Correlation Between Multimanager Lifestyle and Calvert Moderate
Can any of the company-specific risk be diversified away by investing in both Multimanager Lifestyle and Calvert Moderate at the same time? Although using a correlation coefficient on its own may not help to predict future stock returns, this module helps to understand the diversifiable risk of combining Multimanager Lifestyle and Calvert Moderate into the same portfolio, which is an essential part of the fundamental portfolio management process.
By analyzing existing cross correlation between Multimanager Lifestyle Moderate and Calvert Moderate Allocation, you can compare the effects of market volatilities on Multimanager Lifestyle and Calvert Moderate and check how they will diversify away market risk if combined in the same portfolio for a given time horizon. You can also utilize pair trading strategies of matching a long position in Multimanager Lifestyle with a short position of Calvert Moderate. Check out your portfolio center. Please also check ongoing floating volatility patterns of Multimanager Lifestyle and Calvert Moderate.
Diversification Opportunities for Multimanager Lifestyle and Calvert Moderate
0.96 | Correlation Coefficient |
Almost no diversification
The 3 months correlation between MULTIMANAGER and Calvert is 0.96. Overlapping area represents the amount of risk that can be diversified away by holding Multimanager Lifestyle Moderat and Calvert Moderate Allocation in the same portfolio, assuming nothing else is changed. The correlation between historical prices or returns on Calvert Moderate All and Multimanager Lifestyle is a relative statistical measure of the degree to which these equity instruments tend to move together. The correlation coefficient measures the extent to which returns on Multimanager Lifestyle Moderate are associated (or correlated) with Calvert Moderate. Values of the correlation coefficient range from -1 to +1, where. The correlation of zero (0) is possible when the price movement of Calvert Moderate All has no effect on the direction of Multimanager Lifestyle i.e., Multimanager Lifestyle and Calvert Moderate go up and down completely randomly.

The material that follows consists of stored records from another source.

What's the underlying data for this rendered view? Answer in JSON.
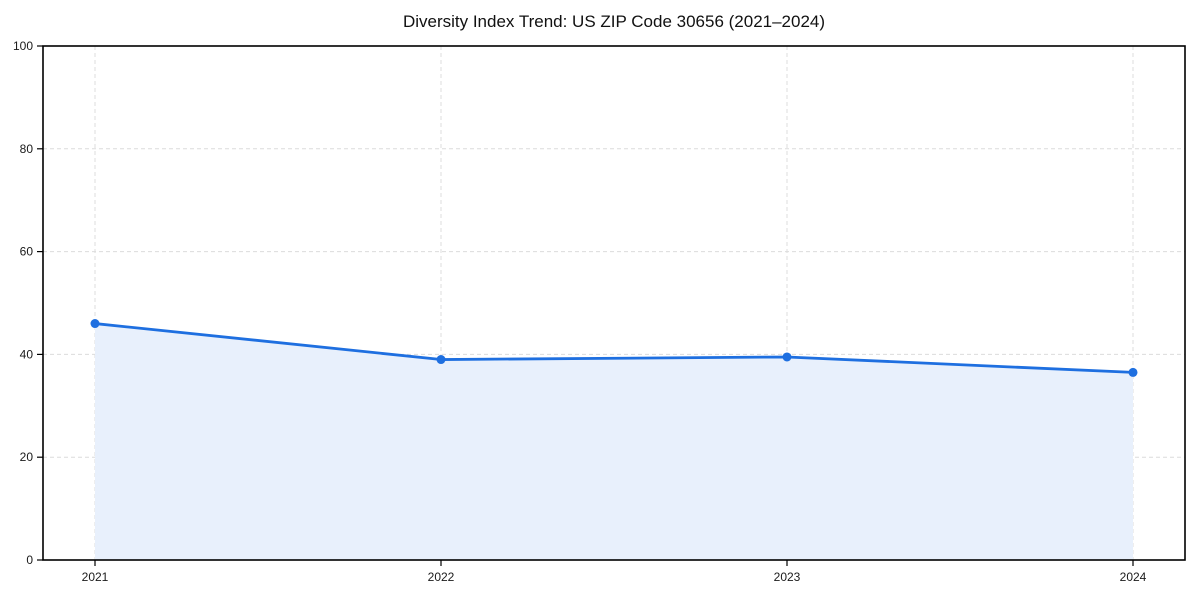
{
  "figure": {
    "title": "Diversity Index Trend: US ZIP Code 30656 (2021–2024)"
  },
  "chart_data": {
    "type": "line",
    "title": "Diversity Index Trend: US ZIP Code 30656 (2021–2024)",
    "x": [
      "2021",
      "2022",
      "2023",
      "2024"
    ],
    "series": [
      {
        "name": "Diversity Index",
        "values": [
          46.0,
          39.0,
          39.5,
          36.5
        ]
      }
    ],
    "xlabel": "",
    "ylabel": "",
    "ylim": [
      0,
      100
    ],
    "yticks": [
      0,
      20,
      40,
      60,
      80,
      100
    ],
    "grid": true,
    "grid_style": "dashed",
    "legend_position": "none",
    "area_fill": true,
    "marker": "circle",
    "colors": {
      "line": "#1e6fe0",
      "marker": "#1e6fe0",
      "fill": "#e8f0fc",
      "grid": "#dcdcdc",
      "axis": "#000000",
      "tick_label": "#1a1a1a",
      "title": "#111111",
      "background": "#ffffff"
    }
  }
}
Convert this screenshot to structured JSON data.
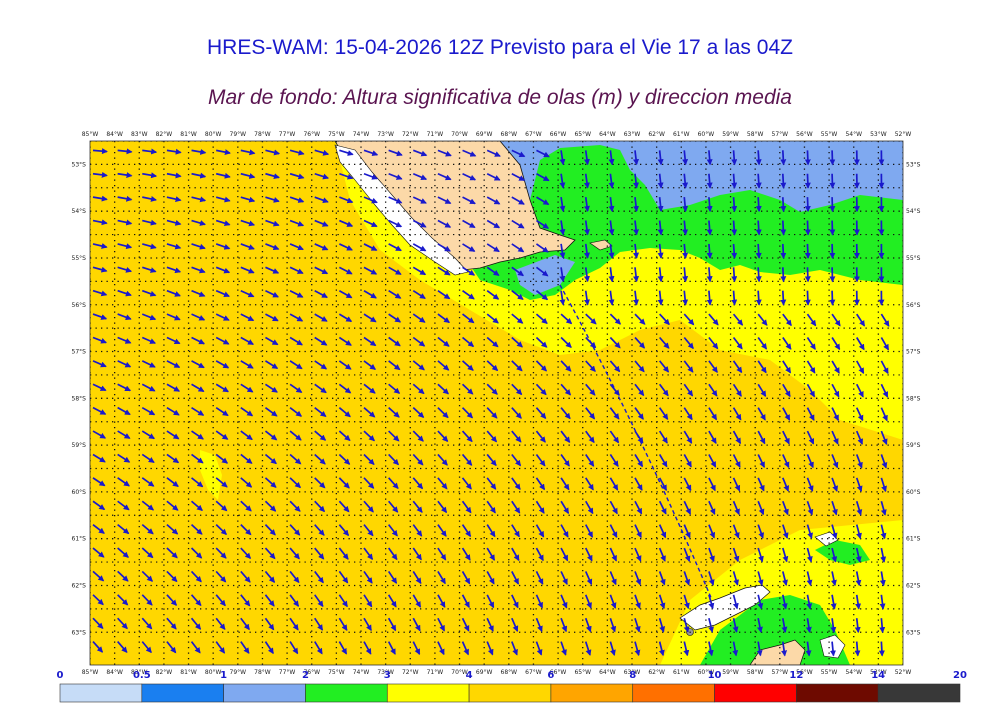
{
  "title": "HRES-WAM: 15-04-2026 12Z Previsto para el Vie 17 a las 04Z",
  "subtitle": "Mar de fondo: Altura significativa de olas (m) y direccion media",
  "map": {
    "lon_labels": [
      "85°W",
      "84°W",
      "83°W",
      "82°W",
      "81°W",
      "80°W",
      "79°W",
      "78°W",
      "77°W",
      "76°W",
      "75°W",
      "74°W",
      "73°W",
      "72°W",
      "71°W",
      "70°W",
      "69°W",
      "68°W",
      "67°W",
      "66°W",
      "65°W",
      "64°W",
      "63°W",
      "62°W",
      "61°W",
      "60°W",
      "59°W",
      "58°W",
      "57°W",
      "56°W",
      "55°W",
      "54°W",
      "53°W",
      "52°W"
    ],
    "lat_labels": [
      "53°S",
      "54°S",
      "55°S",
      "56°S",
      "57°S",
      "58°S",
      "59°S",
      "60°S",
      "61°S",
      "62°S",
      "63°S"
    ],
    "lon_range": [
      -85,
      -52
    ],
    "lat_range": [
      -52.5,
      -63.7
    ],
    "arrow_color": "#1a1acc",
    "land_color": "#fcd9a8",
    "colors": {
      "yellow_gold": "#ffd700",
      "yellow": "#ffff00",
      "green": "#22ee22",
      "light_blue": "#7fa9f0"
    }
  },
  "colorbar": {
    "labels": [
      "0",
      "0.5",
      "1",
      "2",
      "3",
      "4",
      "6",
      "8",
      "10",
      "12",
      "14",
      "20"
    ],
    "colors": [
      "#c6dcf7",
      "#1a7ff0",
      "#7fa9f0",
      "#22ee22",
      "#ffff00",
      "#ffd700",
      "#ffa500",
      "#ff7000",
      "#ff0000",
      "#6e0a00",
      "#383838"
    ]
  }
}
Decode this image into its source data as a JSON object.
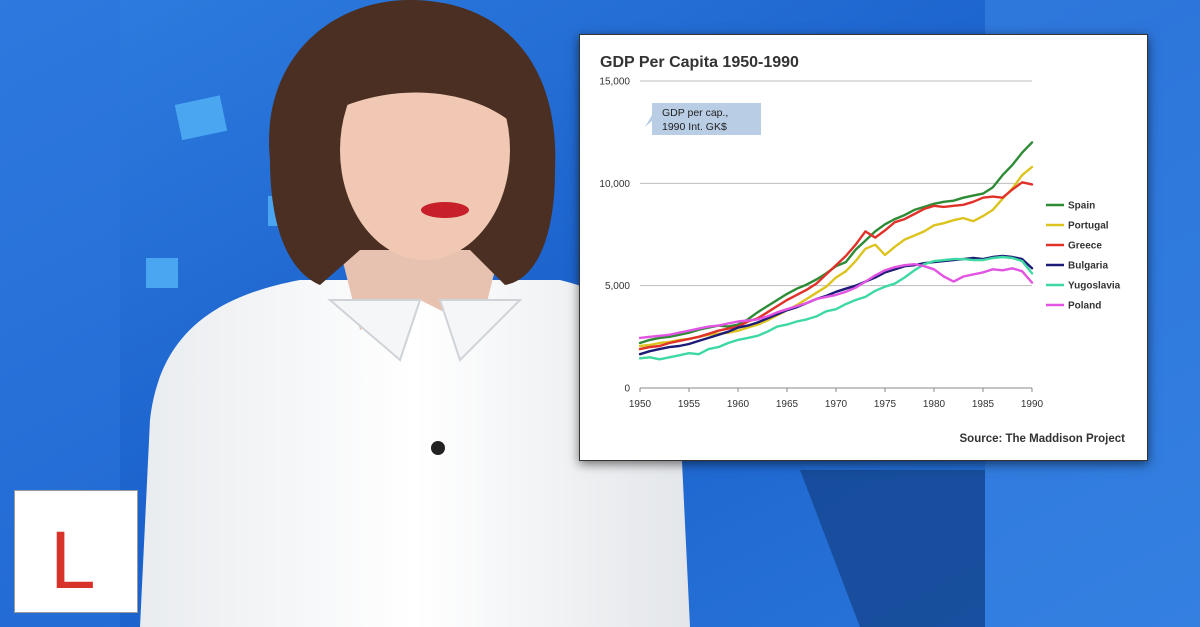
{
  "colors": {
    "background": "#1a63c9",
    "logo_red": "#d8332b",
    "callout_fill": "#b9cde4"
  },
  "logo": {
    "text": "L"
  },
  "chart_data": {
    "type": "line",
    "title": "GDP Per Capita 1950-1990",
    "callout": [
      "GDP per cap.,",
      "1990 Int. GK$"
    ],
    "source": "Source: The Maddison Project",
    "xlim": [
      1950,
      1990
    ],
    "ylim": [
      0,
      15000
    ],
    "x_ticks": [
      1950,
      1955,
      1960,
      1965,
      1970,
      1975,
      1980,
      1985,
      1990
    ],
    "y_ticks": [
      0,
      5000,
      10000,
      15000
    ],
    "y_tick_labels": [
      "0",
      "5,000",
      "10,000",
      "15,000"
    ],
    "grid": "horizontal",
    "legend_position": "right",
    "x": [
      1950,
      1951,
      1952,
      1953,
      1954,
      1955,
      1956,
      1957,
      1958,
      1959,
      1960,
      1961,
      1962,
      1963,
      1964,
      1965,
      1966,
      1967,
      1968,
      1969,
      1970,
      1971,
      1972,
      1973,
      1974,
      1975,
      1976,
      1977,
      1978,
      1979,
      1980,
      1981,
      1982,
      1983,
      1984,
      1985,
      1986,
      1987,
      1988,
      1989,
      1990
    ],
    "series": [
      {
        "name": "Spain",
        "color": "#2e8b35",
        "values": [
          2200,
          2350,
          2450,
          2500,
          2600,
          2700,
          2850,
          2950,
          3050,
          3000,
          3100,
          3350,
          3700,
          4000,
          4300,
          4600,
          4850,
          5050,
          5300,
          5600,
          5950,
          6150,
          6750,
          7200,
          7650,
          8000,
          8250,
          8450,
          8700,
          8850,
          9000,
          9100,
          9150,
          9300,
          9400,
          9500,
          9800,
          10400,
          10900,
          11500,
          12000
        ]
      },
      {
        "name": "Portugal",
        "color": "#dcc31e",
        "values": [
          2050,
          2100,
          2200,
          2250,
          2350,
          2400,
          2500,
          2600,
          2650,
          2700,
          2800,
          2950,
          3100,
          3300,
          3550,
          3800,
          4050,
          4350,
          4650,
          4950,
          5400,
          5700,
          6200,
          6800,
          7000,
          6500,
          6900,
          7250,
          7450,
          7650,
          7950,
          8050,
          8200,
          8300,
          8150,
          8400,
          8700,
          9250,
          9750,
          10400,
          10800
        ]
      },
      {
        "name": "Greece",
        "color": "#e0322a",
        "values": [
          1900,
          2000,
          2050,
          2200,
          2300,
          2400,
          2500,
          2650,
          2800,
          2900,
          3000,
          3250,
          3400,
          3700,
          4000,
          4300,
          4550,
          4800,
          5100,
          5550,
          6000,
          6450,
          7000,
          7650,
          7350,
          7700,
          8100,
          8250,
          8500,
          8750,
          8900,
          8850,
          8900,
          8950,
          9100,
          9300,
          9350,
          9300,
          9700,
          10050,
          9950
        ]
      },
      {
        "name": "Bulgaria",
        "color": "#1c1c78",
        "values": [
          1650,
          1800,
          1900,
          2000,
          2050,
          2150,
          2300,
          2450,
          2600,
          2750,
          2950,
          3050,
          3200,
          3400,
          3600,
          3800,
          3950,
          4150,
          4350,
          4500,
          4700,
          4850,
          5000,
          5200,
          5400,
          5650,
          5800,
          5950,
          6000,
          6100,
          6150,
          6200,
          6250,
          6300,
          6350,
          6300,
          6400,
          6450,
          6400,
          6300,
          5850
        ]
      },
      {
        "name": "Yugoslavia",
        "color": "#3ed9a2",
        "values": [
          1450,
          1500,
          1400,
          1500,
          1600,
          1700,
          1650,
          1900,
          2000,
          2200,
          2350,
          2450,
          2550,
          2750,
          3000,
          3100,
          3250,
          3350,
          3500,
          3750,
          3850,
          4100,
          4300,
          4450,
          4750,
          4950,
          5100,
          5400,
          5750,
          6050,
          6200,
          6250,
          6300,
          6300,
          6250,
          6250,
          6350,
          6400,
          6350,
          6200,
          5600
        ]
      },
      {
        "name": "Poland",
        "color": "#e255e2",
        "values": [
          2450,
          2500,
          2550,
          2600,
          2700,
          2800,
          2900,
          3000,
          3050,
          3150,
          3250,
          3300,
          3350,
          3500,
          3700,
          3850,
          4000,
          4150,
          4350,
          4450,
          4550,
          4700,
          4900,
          5200,
          5500,
          5750,
          5900,
          6000,
          6050,
          5950,
          5800,
          5450,
          5200,
          5450,
          5550,
          5650,
          5800,
          5750,
          5850,
          5700,
          5150
        ]
      }
    ]
  }
}
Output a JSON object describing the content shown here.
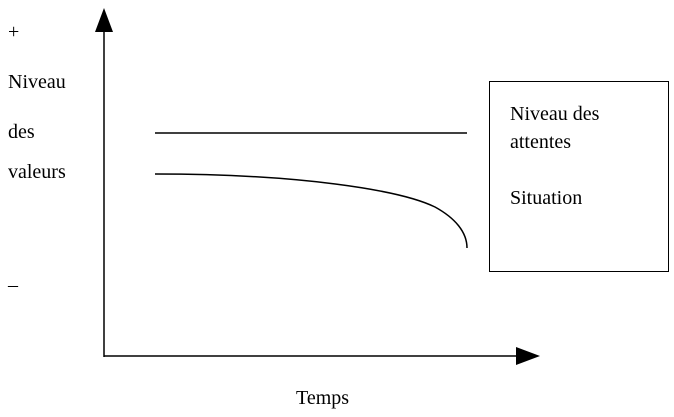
{
  "diagram": {
    "y_axis": {
      "top_marker": "+",
      "label_lines": [
        "Niveau",
        "des",
        "valeurs"
      ],
      "bottom_marker": "–"
    },
    "x_axis": {
      "label": "Temps"
    },
    "legend": {
      "line1": "Niveau des",
      "line2": "attentes",
      "line3": "Situation"
    },
    "colors": {
      "stroke": "#000000",
      "background": "#ffffff"
    }
  }
}
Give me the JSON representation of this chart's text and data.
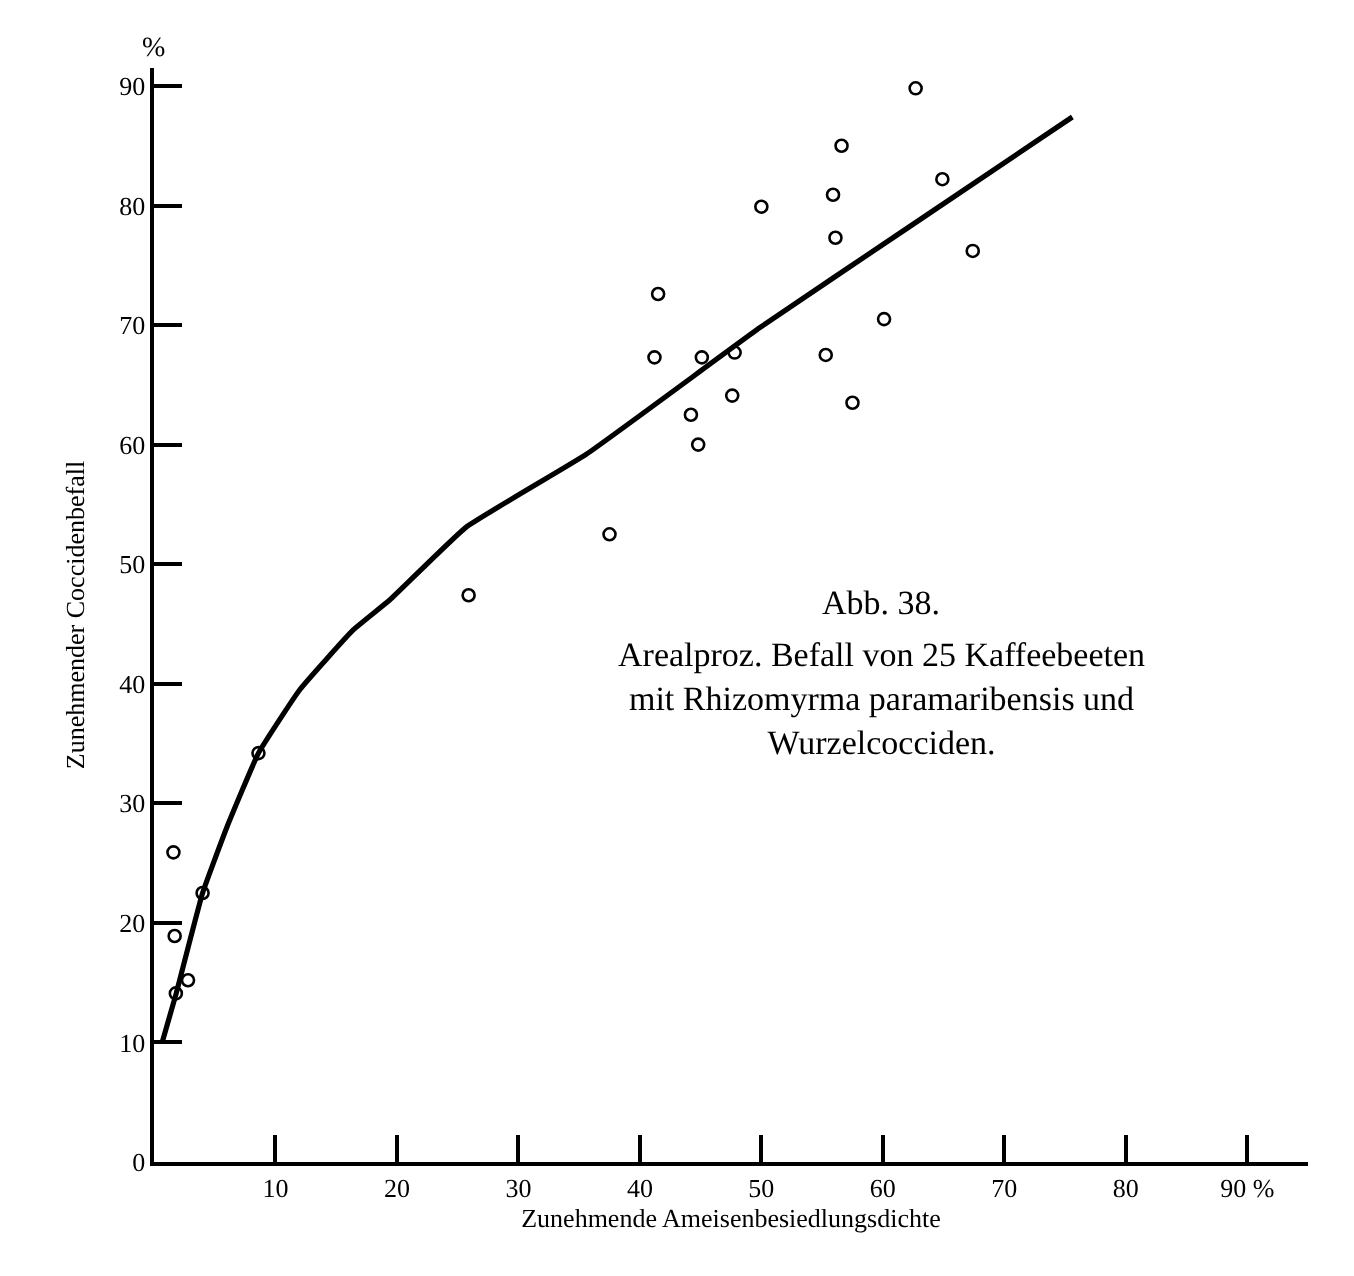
{
  "chart_data": {
    "type": "scatter",
    "xlabel": "Zunehmende Ameisenbesiedlungsdichte",
    "ylabel": "Zunehmender Coccidenbefall",
    "annotations": [
      "%",
      "Abb. 38.",
      "Arealproz. Befall von 25 Kaffeebeeten\nmit Rhizomyrma paramaribensis und\nWurzelcocciden."
    ],
    "series": [
      {
        "color": "#000000",
        "marker": "circle",
        "x": [
          1.6,
          1.7,
          1.8,
          2.8,
          4.0,
          8.6,
          25.9,
          37.5,
          41.2,
          41.5,
          44.2,
          44.8,
          45.1,
          47.6,
          47.8,
          50.0,
          55.3,
          55.9,
          56.1,
          56.6,
          57.5,
          60.1,
          62.7,
          64.9,
          67.4
        ],
        "values": [
          25.9,
          18.9,
          14.1,
          15.2,
          22.5,
          34.2,
          47.4,
          52.5,
          67.3,
          72.6,
          62.5,
          60.0,
          67.3,
          64.1,
          67.7,
          79.9,
          67.5,
          80.9,
          77.3,
          85.0,
          63.5,
          70.5,
          89.8,
          82.2,
          76.2
        ]
      },
      {
        "type": "line",
        "color": "#000000",
        "marker": "none",
        "line_style": "solid",
        "x": [
          0.7,
          1.8,
          4.0,
          6.0,
          8.6,
          12.0,
          16.4,
          19.4,
          25.7,
          35.6,
          49.9,
          62.0,
          75.6
        ],
        "values": [
          10.1,
          14.0,
          22.5,
          28.0,
          34.2,
          39.5,
          44.5,
          47.0,
          53.1,
          59.2,
          69.8,
          78.1,
          87.4
        ]
      }
    ],
    "xlim": [
      0,
      95
    ],
    "ylim": [
      0,
      91.5
    ],
    "xticks": [
      10,
      20,
      30,
      40,
      50,
      60,
      70,
      80,
      {
        "value": 90,
        "label": "90 %"
      }
    ],
    "yticks": [
      0,
      10,
      20,
      30,
      40,
      50,
      60,
      70,
      80,
      90
    ]
  }
}
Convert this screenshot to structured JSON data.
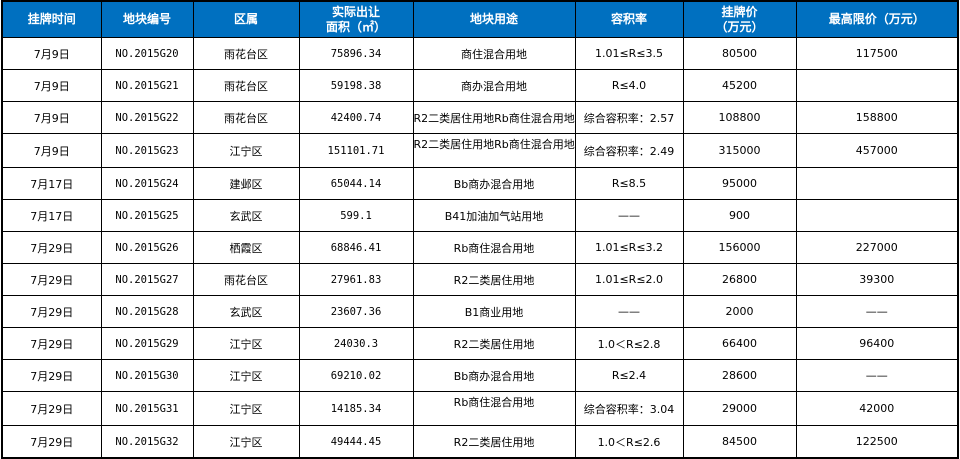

Pair Corralation between Multimanager Lifestyle and Calvert Moderate
Assuming the 90 days horizon Multimanager Lifestyle is expected to generate 1.33 times less return on investment than Calvert Moderate. But when comparing it to its historical volatility, Multimanager Lifestyle Moderate is 1.46 times less risky than Calvert Moderate. It trades about 0.13 of its potential returns per unit of risk. Calvert Moderate Allocation is currently generating about 0.12 of returns per unit of risk over similar time horizon. If you would invest 1,972 in Calvert Moderate Allocation on September 2, 2024 and sell it today you would earn a total of 160.00 from holding Calvert Moderate Allocation or generate 8.11% return on investment over 90 days.
Time Period | 3 Months [change] |
Direction | Moves Together |
Strength | Very Strong |
Accuracy | 100.0% |
Values | Daily Returns |
Multimanager Lifestyle Moderat vs. Calvert Moderate Allocation
Performance |
Timeline |
Multimanager Lifestyle |
Calvert Moderate All |
Multimanager Lifestyle and Calvert Moderate Volatility Contrast
Predicted Return Density |
Returns |
Pair Trading with Multimanager Lifestyle and Calvert Moderate
The main advantage of trading using opposite Multimanager Lifestyle and Calvert Moderate positions is that it hedges away some unsystematic risk. Because of two separate transactions, even if Multimanager Lifestyle position performs unexpectedly, Calvert Moderate can make up some of the losses. Pair trading also minimizes risk from directional movements in the market. For example, if an entire industry or sector drops because of unexpected headlines, the short position in Calvert Moderate will offset losses from the drop in Calvert Moderate's long position.The idea behind Multimanager Lifestyle Moderate and Calvert Moderate Allocation pairs trading is to make the combined position market-neutral, meaning the overall market's direction will not affect its win or loss (or potential downside or upside). This can be achieved by designing a pairs trade with two highly correlated stocks or equities that operate in a similar space or sector, making it possible to obtain profits through simple and relatively low-risk investment.
Calvert Moderate vs. Calvert Developed Market | Calvert Moderate vs. Calvert Developed Market | Calvert Moderate vs. Calvert Short Duration | Calvert Moderate vs. Calvert International Responsible |
Check out your portfolio center.Note that this page's information should be used as a complementary analysis to find the right mix of equity instruments to add to your existing portfolios or create a brand new portfolio. You can also try the Economic Indicators module to top statistical indicators that provide insights into how an economy is performing.